There are “invisible infrastructures” that also need our attention because they significantly influence the visible parts of meeting infrastructure. These include our states of mind, emotions and physiology. They are part of our individual infrastructure in that they are physical components of interrelated systems that are essential to our living and interacting. However, like much of the infrastructure in the United States, our internal infrastructures receive little to no attention, especially during interactions. In meetings we often lose track of our proliferating thoughts, fluctuating emotions, and varying physical sensations that can lead us to unconsciously influence a meeting for good or ill.
My lack of attention last week led me into a brief and bumpy conversation with a potential colleague. My mind was jumping among multiple thoughts about all I believed I needed to get done. I became frustrated by what I interpreted as his getting in the way of all I was trying to get done. My shoulders and neck tightened. Unfortunately, I did not notice or tend to any of these cues until after we hung up from our call. Later, I followed up to apologize for my part in an unproductive conversation.
Regardless of how considered and sound our decisions are about the visible aspects of meetings—location, purpose, agenda, etc., we also need to tend to the invisible and individual infrastructures we bring to the table.

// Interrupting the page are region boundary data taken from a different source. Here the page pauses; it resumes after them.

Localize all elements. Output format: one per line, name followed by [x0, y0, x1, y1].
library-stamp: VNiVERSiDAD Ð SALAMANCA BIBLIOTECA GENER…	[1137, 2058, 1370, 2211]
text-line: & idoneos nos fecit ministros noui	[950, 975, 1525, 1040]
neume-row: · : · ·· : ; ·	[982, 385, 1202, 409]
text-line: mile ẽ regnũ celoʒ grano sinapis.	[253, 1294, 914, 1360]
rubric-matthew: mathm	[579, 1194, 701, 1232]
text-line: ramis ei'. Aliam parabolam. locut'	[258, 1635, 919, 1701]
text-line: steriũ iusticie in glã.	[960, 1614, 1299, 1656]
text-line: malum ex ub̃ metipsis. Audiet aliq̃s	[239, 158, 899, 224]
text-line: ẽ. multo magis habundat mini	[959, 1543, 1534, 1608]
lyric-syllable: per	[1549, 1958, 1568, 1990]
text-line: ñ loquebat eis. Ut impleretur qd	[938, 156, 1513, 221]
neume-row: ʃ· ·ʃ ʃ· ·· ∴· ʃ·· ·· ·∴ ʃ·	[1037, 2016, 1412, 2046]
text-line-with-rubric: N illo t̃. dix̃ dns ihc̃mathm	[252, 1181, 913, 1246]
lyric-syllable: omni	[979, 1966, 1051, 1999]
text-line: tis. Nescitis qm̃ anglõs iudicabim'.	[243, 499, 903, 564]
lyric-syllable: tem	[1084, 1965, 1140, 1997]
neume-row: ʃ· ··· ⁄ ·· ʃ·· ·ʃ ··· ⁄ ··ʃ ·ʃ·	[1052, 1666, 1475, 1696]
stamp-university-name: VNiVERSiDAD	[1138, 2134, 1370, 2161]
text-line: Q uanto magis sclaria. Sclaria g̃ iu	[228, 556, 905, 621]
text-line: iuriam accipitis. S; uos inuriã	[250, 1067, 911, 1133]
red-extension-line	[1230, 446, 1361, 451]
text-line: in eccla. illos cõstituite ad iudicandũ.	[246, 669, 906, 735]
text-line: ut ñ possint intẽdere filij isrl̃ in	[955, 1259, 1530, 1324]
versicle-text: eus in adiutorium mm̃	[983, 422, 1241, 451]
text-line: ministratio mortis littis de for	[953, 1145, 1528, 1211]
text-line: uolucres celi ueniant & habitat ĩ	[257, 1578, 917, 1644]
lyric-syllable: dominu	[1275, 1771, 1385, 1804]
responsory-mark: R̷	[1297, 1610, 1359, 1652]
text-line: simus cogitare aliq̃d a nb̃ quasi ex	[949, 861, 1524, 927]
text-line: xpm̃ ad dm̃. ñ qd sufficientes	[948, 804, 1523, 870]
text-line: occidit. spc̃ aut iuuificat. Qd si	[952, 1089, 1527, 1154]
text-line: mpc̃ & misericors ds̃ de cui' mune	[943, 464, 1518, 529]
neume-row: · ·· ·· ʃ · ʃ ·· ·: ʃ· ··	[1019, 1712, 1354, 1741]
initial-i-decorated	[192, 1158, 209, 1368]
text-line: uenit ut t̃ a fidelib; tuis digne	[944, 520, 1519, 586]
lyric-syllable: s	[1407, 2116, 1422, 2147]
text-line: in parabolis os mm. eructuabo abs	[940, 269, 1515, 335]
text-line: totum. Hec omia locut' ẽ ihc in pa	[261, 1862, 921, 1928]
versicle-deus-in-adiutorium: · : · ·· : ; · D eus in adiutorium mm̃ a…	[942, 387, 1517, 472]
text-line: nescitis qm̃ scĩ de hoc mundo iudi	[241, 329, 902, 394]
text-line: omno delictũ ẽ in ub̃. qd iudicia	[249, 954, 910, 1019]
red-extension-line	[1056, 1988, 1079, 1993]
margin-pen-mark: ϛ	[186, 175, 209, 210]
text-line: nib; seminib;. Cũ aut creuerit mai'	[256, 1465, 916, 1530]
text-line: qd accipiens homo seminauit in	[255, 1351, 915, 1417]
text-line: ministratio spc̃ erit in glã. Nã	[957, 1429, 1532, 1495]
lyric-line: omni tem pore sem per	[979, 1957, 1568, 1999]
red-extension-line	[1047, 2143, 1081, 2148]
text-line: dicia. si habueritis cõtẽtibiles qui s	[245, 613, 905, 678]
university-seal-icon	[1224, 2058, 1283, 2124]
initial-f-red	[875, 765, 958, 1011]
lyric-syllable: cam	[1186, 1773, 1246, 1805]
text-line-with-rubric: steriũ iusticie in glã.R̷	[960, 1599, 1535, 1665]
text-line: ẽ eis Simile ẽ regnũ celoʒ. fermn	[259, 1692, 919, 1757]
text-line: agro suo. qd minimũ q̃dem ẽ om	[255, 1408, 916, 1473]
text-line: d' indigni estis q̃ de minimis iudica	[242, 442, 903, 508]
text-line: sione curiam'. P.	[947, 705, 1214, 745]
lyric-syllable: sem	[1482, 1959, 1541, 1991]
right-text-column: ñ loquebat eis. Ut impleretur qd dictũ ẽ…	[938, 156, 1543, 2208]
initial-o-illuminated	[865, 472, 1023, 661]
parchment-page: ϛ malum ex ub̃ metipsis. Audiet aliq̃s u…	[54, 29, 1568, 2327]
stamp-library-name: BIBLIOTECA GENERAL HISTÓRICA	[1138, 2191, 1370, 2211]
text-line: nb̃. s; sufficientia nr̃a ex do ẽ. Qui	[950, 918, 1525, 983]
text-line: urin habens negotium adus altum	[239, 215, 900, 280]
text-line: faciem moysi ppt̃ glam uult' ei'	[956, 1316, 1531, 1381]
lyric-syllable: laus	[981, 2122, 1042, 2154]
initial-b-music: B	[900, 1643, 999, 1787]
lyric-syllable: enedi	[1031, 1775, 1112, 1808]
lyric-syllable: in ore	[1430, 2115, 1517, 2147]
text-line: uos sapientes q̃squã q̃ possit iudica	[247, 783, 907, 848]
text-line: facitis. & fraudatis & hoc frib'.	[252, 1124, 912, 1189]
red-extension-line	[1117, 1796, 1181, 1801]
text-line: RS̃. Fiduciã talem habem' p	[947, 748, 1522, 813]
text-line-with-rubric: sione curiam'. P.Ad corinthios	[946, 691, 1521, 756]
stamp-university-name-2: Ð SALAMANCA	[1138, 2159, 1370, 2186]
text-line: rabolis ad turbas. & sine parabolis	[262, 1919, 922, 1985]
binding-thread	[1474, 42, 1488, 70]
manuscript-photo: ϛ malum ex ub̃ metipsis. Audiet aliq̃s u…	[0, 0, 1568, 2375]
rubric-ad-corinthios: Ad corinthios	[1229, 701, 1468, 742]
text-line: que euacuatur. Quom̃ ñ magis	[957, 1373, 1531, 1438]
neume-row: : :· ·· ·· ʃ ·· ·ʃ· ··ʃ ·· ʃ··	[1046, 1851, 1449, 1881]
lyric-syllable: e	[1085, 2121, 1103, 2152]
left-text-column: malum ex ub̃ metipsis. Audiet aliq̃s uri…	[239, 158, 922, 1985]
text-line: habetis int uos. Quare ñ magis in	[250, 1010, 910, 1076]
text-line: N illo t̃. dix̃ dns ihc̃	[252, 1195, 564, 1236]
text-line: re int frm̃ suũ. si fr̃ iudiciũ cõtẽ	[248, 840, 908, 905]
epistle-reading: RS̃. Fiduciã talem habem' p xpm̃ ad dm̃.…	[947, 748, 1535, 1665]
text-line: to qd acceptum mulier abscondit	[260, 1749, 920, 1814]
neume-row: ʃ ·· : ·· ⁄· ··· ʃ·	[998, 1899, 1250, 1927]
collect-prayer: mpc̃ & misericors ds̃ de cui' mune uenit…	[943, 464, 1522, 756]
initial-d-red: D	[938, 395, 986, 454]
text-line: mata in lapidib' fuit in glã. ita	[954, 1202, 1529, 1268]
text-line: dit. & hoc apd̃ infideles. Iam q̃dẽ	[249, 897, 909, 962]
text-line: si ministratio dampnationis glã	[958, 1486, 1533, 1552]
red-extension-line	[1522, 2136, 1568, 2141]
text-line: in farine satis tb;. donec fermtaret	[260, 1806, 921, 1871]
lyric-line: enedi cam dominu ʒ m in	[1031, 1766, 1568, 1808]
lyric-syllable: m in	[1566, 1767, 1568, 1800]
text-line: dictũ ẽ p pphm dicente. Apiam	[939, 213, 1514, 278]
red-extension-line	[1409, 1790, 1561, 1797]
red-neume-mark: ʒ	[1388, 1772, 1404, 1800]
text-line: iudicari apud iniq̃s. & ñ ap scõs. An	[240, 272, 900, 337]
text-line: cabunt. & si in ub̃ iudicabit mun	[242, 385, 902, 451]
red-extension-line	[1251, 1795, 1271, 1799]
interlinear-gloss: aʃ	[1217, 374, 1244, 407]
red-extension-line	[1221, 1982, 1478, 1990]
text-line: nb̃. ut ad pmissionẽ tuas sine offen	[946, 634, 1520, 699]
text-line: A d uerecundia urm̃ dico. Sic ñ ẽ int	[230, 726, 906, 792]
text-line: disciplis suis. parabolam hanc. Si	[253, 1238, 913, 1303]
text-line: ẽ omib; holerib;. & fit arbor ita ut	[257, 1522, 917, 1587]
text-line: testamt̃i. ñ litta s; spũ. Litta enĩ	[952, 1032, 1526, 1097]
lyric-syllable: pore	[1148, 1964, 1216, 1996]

We can look after this hidden infrastructure in four ways.
First, before you begin a conversation or meeting, notice your overall internal atmosphere including your state of mind, emotions and body sensations. “I notice my mind is filled with a jumble of thoughts about this meeting. I feel worried and my hands are clenched around my phone.” Just noticing your internal state, without judging it or yourself, can often ease it. I wish had done this before my conversation last week!
Second, if you observe some internal disturbances that might get in the way of you contributing positively to an interaction, take a moment to focus on three breaths consciously from beginning to end. If you are walking to the meeting, pay attention to your feet on the ground and notice how your body feels moving through space. In the meeting, become aware of your feet on the floor, your seat in the chair and the breath moving in your body. Paying attention to breath and body are doorways to present moment awareness so you can make conscious choice about what to say and do.
Third, consider the visible aspects of the meeting infrastructure—purpose, outcomes, agenda, roles and ground rules—and define your intentions for how you want to help achieve those outcomes or follow the ground rules. This helps prime your individual infrastructure to behave accordingly.